Last year, although they won the regional competition, Peterson said they will face more competition this year.
“Hillcrest moved down from 5A and other good teams came up from 3A, so it will be tough. Our goal is to place in the top five at state this year and to continue to build the program. We’ve had a taste of success, now it has light our fire. We’re thriving under pressure and have placed in the top three in all our competitions this season,” she said.
This year, the first round of state is on Feb. 4 and those advancing, final round on Feb. 6. Last year, Corner Canyon placed fourth.
“We did remarkably well for our second year, coming from being a fairly new school, and sweeping region and placing at state. We want to continue to build our dynasty and that will take years to build with kids who are passionate about it, who are responsible and disciplined, who are dedicated and work as a team and those who can take constructive criticism to improve their execution,” she said.
Peterson said it also takes time and lots of practice.
Corner Canyon’s current 33-member team was selected by judges last spring after more than 60 girls tried out during a three-day period. They were evaluated not only for their abilities in dance, technique and choreography, but also as they interact with others and if they’re coachable, she said. Peterson also reviews their academics and citizenship.
Then, the team practices year-round, with a break in July. In the summer, they practice four hours, concentrating on their endurance, flexibility and technique. Come fall, the focus shifts to choreography, unison and cleaning up their routines.

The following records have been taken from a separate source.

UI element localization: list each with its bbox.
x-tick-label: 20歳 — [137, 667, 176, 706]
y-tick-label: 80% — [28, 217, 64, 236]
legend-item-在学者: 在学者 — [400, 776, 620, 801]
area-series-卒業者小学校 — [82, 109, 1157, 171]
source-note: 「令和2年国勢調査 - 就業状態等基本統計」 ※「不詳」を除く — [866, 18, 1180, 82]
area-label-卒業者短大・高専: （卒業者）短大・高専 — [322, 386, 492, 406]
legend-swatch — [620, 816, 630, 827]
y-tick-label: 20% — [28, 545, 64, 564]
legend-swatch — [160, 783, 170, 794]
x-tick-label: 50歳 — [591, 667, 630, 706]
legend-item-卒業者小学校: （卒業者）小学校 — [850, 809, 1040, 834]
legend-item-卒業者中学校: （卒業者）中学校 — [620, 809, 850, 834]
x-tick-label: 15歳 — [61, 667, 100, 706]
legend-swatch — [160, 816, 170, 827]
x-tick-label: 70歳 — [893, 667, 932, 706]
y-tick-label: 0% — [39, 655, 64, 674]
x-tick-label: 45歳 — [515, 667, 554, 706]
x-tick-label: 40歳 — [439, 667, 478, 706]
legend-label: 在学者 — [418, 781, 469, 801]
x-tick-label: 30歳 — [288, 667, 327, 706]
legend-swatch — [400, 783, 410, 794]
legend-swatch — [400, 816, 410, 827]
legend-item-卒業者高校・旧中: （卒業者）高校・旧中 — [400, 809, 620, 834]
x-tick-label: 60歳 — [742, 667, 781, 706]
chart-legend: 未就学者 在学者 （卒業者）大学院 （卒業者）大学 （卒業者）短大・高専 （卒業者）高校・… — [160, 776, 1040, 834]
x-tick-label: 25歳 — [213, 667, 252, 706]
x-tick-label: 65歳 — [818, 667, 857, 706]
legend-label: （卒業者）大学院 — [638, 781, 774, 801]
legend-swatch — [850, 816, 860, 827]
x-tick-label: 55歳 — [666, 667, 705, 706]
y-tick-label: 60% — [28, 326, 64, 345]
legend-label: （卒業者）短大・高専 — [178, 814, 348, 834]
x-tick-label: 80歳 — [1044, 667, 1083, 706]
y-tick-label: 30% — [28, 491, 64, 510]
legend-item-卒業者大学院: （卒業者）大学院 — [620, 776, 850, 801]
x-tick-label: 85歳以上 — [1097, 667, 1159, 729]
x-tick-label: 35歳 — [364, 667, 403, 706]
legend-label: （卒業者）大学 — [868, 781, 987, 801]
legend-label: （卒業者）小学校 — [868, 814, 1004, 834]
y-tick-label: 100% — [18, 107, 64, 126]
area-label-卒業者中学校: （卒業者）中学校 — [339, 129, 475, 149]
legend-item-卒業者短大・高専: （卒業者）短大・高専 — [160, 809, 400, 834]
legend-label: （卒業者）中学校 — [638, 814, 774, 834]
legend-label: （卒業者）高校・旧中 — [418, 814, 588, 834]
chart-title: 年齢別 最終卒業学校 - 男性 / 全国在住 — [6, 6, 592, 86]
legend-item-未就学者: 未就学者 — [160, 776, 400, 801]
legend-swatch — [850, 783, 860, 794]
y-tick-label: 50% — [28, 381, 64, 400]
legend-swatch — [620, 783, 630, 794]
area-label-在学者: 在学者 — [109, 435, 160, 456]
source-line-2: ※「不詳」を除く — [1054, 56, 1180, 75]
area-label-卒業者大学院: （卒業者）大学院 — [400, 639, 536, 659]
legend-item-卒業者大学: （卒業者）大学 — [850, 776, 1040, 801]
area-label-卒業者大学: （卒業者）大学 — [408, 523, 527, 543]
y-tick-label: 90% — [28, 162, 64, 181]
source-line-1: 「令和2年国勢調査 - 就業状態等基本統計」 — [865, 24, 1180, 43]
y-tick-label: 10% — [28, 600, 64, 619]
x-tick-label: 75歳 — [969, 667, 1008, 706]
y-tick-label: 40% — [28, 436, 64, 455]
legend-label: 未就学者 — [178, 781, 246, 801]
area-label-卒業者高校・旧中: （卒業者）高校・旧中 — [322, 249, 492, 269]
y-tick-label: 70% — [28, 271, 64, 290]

At the end of the season last year, they qualified for a national competition in Los Angeles and placed second. This year, they were selected to perform at Disneyland and will dance there as well as take master classes in the area instead of competing at a national contest.
In addition to practicing, Peterson encourages the team to participate in community service and they volunteer about six times per year as a team. Recently, they have helped with Festival of Trees benefitting Primary Children’s Medical Center; Leukemia and Lymphoma Society’s Light the Night Walk; Susan G. Komen Race for the Cure for breast cancer; and Dance for Life benefit concert to aid The Road Home homeless shelter.
“Being part of the team helps with their dance skills and talent and learning teamwork, but high school is also about building character and service helps build a well-rounded experience,” she said.
Area schools with top finishes in hip hop include Hillcrest, first in 4A; Alta, third in 4A; Bingham first in 5A; Brighton, second in 5A; Granger, third in 5A and Riverton, fifth in 5A.
In the officer competition, Hillcrest won the 4A division and Brighton won the 5A. Riverton placed second in 5A, Taylorsville was third and West Jordan High was fourth.
In the lyrical contest, Hillcrest won first place in 4A and Alta was second. In 5A, Brighton was second and Taylorsville was third.
In the 4A military contest, Hillcrest won; Alta was fourth and Kearns placed fifth. In 5A military, Bingham won; Brighton was second and Hunter was fifth.
The 4A dance champion is Hillcrest, with Kearns placing fourth and Alta, fifth. The 5A dance winner is Bingham, with Brighton, third; Taylorsville, fourth; and Hunter, fifth.
In character competition, Hillcrest won the 4A title, with Kearns finishing fourth and Alta, fifth. Bingham won the 5A contest, with Brighton, third, and Hunter, fourth.
The top 10 routines included Hillcrest for officer, character, military, lyrical and dance as well as to Bingham in hip hop and character.
First-place individual winners from Hillcrest include Caroline Tarbet, Alyssa Gustafson and Myranda Scherschligt.